Investors surmised Fed officials would raise interest rates aggressively to combat the support inflation is getting from continued growth in the number of jobs and wages.
For the week ending October 07, the S&P 500 (SPY) rose 1.6%. Seven of the 11 sectors gained.
Energy (XLE) gained the most, while real estate (XLRE) lost the most.
The S&P 500’s top 10 winners included the following:
1. Health Care Sector
- DexCom (DXC) +27% – The week’s top performer in the S&P 500.
2. Energy Sector
- APA Corp. (APA) +24%
- Marathon Oil (MRO) +24%
- Halliburton (HAL) +24%
- Devon Energy (DVN) +20%
- Schlumberger (SLB) +19%
- Pioneer Natural Resources (PXD) +19%
- Diamondback Energy (FANG) +18%
- Hess Corp. (HES) +18%
3. Consumer Discretionary Sector
- Wynn Resorts (WYNN) +16%
Top ETFs for the week
The following ETF themes worked well: energy in various flavors including oil services, oil & gas exploration, oil, and natural gas. The top ETFs for the week include:
- VanEck Oil Services ETF (OIH) 17.1%
- United States Oil Fund, LP (USO) 15.0%
- SPDR S&P Oil & Gas Exploration & Production ETF (XOP) 14.3%
- First Trust Natural Gas ETF (FCG) 13.6%
- Energy Select Sector SPDR Fund (XLE) 13.6%
Wall Street Awaits a Big Week Starting on October 10
* The third quarter earnings reporting season kicks off this week. Investors will focus on the earnings reports from the financial sector as several big names, including JPMorgan Chase, Morgan Stanley, BlackRock, and Citigroup, report this week. According to FactSet, analysts expect financial sector earnings to fall 13.5% this quarter. PepsiCo, Taiwan Semiconductor, Delta Air Lines, and UnitedHealth report outside the financial sector.
* Investors will have plenty of items to ponder about the state of the economy. Data on inflation & retail sales and the minutes from the Federal Reserve’s September 20-21 interest rate policy meeting are due. According to TradingEconomics.com, economists expect the consumer price index (CPI) to rise 0.2% in September, compared with a gain of 0.1% in August. They expect the increase in the CPI to moderate to 8.1% in September, from 8.3% in August. Economists expect core CPI inflation, which excludes food and energy prices, to show a 6.5% annual increase in September, up from 6.3% in August.
* A new wave of COVID cases appears to be gaining traction in Europe, where infections and hospitalizations are up. Two Omicron subvariants account for most of the new cases, while newer subvariants are gaining ground. With European economies already battered by the energy crisis, a further rise in COVID cases can become another cause of concern as colder weather moves in.

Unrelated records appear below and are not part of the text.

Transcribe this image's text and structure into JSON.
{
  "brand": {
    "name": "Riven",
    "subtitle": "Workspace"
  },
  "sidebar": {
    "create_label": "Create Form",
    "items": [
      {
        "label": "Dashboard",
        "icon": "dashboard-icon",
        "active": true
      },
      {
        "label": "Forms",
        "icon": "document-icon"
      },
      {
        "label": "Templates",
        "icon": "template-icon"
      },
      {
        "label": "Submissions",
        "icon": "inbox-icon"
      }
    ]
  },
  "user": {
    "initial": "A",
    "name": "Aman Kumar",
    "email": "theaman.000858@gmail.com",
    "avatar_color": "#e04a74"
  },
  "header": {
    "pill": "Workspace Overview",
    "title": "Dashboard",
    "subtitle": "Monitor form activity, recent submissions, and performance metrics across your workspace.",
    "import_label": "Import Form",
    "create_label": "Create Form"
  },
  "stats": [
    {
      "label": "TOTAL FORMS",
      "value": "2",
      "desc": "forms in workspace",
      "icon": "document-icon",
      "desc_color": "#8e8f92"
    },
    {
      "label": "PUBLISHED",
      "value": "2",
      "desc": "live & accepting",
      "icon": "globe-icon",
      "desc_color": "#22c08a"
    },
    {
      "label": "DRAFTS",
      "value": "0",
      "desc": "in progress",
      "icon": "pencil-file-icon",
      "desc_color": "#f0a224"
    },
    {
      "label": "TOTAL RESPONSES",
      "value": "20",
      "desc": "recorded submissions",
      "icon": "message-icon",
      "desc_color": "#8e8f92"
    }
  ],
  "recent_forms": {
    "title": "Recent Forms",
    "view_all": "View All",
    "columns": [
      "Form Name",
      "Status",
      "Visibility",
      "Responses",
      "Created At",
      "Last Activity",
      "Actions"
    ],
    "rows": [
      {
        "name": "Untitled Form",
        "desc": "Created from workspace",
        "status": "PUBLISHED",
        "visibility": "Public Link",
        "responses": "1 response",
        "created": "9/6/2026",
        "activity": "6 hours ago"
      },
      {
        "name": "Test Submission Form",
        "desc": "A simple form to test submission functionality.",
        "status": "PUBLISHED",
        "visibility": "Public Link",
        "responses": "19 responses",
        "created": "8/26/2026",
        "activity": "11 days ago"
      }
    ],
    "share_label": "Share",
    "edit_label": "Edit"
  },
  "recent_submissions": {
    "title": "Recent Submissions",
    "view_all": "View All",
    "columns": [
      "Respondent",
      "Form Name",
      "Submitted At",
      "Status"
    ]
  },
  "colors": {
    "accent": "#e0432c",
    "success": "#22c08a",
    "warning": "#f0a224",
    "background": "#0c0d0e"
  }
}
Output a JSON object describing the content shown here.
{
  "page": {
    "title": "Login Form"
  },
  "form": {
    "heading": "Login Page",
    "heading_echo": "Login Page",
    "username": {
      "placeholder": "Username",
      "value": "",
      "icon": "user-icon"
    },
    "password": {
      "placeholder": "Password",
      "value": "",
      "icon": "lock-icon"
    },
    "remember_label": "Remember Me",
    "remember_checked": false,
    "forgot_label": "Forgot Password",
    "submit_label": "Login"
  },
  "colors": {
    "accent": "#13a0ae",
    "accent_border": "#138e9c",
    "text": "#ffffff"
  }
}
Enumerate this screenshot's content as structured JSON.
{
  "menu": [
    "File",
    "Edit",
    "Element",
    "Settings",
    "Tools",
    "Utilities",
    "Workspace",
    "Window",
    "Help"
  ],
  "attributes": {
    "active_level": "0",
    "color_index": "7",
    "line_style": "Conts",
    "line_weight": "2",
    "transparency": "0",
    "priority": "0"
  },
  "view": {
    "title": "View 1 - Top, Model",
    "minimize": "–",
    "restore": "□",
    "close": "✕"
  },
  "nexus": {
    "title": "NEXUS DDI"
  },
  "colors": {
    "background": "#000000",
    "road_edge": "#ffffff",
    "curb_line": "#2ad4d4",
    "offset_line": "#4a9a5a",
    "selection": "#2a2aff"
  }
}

* The week is shaping up to be a big one for crypto finance. The G20 nations meet in Washington on Wednesday and Thursday. G20’s Financial Stability Board (FSB) will set out plans for regulating crypto markets and decentralized financial industries at this meeting. The regulations could make it harder for cryptocurrencies to expand their services without complying with regulations.